Islamabad (Commerce Desk): Governor of the State Bank of Pakistan, Jameel Ahmad, briefed the National Assembly’s Standing Committee on Finance, stating that the UAE is not asking for repayment of its $2 billion loan. Previously, the loan was rolled over annually, but it is now being rolled over on a monthly basis.
He noted that the country’s debt sourcing had earlier reached $4 billion, which has now decreased, while exports are currently under pressure. The briefing was attended by committee members, the Finance Minister, officials from the Ministry of Finance, State Bank authorities, and others.
The Governor projected that inflation is expected to remain between 5% and 7% this year. Pakistan’s current account deficit was $17.5 billion in 2022, but measures taken reduced it to about 1% of GDP in 2023. Last year, the country recorded a $2 billion current account surplus—the first in 14 years.

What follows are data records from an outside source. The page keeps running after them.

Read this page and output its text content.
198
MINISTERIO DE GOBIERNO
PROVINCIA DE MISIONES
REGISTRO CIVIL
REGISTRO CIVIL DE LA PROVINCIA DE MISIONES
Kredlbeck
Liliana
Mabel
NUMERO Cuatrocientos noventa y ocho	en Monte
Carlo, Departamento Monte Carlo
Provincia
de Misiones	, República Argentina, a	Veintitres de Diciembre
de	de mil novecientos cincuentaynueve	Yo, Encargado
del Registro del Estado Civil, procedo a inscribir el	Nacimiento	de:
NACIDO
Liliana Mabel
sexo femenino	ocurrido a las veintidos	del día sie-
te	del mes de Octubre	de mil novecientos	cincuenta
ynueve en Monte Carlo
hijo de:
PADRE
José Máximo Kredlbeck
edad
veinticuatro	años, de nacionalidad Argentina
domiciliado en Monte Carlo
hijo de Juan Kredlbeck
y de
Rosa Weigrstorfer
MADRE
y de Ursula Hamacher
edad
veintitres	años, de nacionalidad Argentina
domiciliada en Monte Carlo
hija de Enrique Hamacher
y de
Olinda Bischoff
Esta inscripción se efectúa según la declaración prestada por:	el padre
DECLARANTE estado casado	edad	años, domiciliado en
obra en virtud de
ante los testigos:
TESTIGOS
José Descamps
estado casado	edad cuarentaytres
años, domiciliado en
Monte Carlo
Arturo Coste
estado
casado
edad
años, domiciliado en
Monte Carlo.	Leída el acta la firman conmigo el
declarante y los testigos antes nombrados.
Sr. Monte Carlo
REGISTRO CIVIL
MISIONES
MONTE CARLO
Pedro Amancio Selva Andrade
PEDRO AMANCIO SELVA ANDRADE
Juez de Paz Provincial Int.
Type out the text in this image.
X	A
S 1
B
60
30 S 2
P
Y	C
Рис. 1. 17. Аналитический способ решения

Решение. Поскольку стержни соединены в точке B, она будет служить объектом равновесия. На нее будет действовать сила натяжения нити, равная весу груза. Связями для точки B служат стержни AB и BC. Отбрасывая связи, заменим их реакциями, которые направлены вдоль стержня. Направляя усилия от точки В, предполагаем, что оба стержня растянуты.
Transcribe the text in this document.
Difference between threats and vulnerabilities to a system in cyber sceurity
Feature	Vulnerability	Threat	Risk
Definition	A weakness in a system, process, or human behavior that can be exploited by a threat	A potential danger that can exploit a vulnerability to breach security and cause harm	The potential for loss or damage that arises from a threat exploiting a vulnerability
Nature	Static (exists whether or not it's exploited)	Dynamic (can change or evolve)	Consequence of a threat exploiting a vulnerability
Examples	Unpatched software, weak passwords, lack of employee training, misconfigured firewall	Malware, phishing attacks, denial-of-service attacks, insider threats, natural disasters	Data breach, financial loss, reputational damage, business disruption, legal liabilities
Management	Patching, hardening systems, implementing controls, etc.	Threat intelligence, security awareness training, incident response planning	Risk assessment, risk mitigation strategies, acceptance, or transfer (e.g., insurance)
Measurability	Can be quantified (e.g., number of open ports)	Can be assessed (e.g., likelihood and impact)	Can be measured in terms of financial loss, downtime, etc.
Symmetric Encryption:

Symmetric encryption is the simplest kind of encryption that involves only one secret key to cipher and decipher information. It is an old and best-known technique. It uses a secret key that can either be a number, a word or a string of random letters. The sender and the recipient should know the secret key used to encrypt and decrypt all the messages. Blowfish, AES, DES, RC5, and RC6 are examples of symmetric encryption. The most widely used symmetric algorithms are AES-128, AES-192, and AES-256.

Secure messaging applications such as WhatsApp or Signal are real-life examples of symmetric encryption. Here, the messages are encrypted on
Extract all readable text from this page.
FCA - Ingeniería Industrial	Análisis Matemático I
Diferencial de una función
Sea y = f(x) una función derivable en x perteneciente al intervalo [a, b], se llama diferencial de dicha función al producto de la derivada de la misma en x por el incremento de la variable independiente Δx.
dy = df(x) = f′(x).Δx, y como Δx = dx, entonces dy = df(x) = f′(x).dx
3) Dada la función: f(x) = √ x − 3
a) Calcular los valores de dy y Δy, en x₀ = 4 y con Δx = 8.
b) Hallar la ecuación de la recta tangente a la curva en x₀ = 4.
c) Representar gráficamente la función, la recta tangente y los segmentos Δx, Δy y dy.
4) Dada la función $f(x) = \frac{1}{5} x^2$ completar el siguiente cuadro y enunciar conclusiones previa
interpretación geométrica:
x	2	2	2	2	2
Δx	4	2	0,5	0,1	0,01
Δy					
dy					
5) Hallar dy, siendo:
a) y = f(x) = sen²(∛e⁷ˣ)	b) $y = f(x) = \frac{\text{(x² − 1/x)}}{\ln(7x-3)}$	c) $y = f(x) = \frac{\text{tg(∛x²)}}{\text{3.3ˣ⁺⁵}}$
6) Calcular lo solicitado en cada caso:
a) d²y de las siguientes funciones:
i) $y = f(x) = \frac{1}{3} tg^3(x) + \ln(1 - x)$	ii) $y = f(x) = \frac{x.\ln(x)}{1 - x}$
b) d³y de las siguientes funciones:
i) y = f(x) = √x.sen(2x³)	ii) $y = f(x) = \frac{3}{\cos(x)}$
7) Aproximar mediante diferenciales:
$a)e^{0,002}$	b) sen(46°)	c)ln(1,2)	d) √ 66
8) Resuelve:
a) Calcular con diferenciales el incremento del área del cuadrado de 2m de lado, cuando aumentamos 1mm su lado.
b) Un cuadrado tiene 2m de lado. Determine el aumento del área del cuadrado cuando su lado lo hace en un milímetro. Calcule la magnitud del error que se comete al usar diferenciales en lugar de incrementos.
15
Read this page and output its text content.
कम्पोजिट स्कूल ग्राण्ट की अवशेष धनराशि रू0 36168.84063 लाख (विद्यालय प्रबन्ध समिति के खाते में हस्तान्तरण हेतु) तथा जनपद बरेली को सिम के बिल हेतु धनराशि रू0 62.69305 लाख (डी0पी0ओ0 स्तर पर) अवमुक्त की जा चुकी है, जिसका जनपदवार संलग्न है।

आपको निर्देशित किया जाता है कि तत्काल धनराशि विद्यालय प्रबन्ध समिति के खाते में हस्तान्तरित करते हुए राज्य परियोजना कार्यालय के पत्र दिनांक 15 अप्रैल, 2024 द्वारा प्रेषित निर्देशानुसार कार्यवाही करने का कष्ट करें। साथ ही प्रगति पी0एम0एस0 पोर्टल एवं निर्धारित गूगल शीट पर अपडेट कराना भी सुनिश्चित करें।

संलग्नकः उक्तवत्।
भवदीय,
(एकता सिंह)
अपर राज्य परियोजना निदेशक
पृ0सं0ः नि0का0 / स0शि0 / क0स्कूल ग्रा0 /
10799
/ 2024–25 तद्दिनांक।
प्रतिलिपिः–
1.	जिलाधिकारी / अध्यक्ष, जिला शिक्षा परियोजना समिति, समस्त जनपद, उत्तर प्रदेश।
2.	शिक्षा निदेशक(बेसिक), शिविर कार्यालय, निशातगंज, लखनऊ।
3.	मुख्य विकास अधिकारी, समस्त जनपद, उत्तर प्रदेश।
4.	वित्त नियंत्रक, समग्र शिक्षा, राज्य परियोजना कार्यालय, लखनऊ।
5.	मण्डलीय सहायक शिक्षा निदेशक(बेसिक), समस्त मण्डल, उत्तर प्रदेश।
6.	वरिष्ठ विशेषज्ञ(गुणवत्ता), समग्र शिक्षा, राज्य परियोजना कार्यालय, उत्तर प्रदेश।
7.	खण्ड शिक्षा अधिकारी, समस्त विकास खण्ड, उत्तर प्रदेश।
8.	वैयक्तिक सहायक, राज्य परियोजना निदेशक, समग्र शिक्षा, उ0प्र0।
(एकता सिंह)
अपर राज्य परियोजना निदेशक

He added that Pakistan’s foreign exchange reserves, which were previously $2.8 billion (enough for just two weeks of imports), have now risen to over $16 billion. External debt had increased from $55 billion to $103 billion over seven years and has remained at that level since last year. The total current debt stands at $148 billion, with the government’s share around $103 billion.
Governor Jameel Ahmad stated that the target is to raise foreign exchange reserves to $18 billion by June 2026 and $20 billion by December 2026.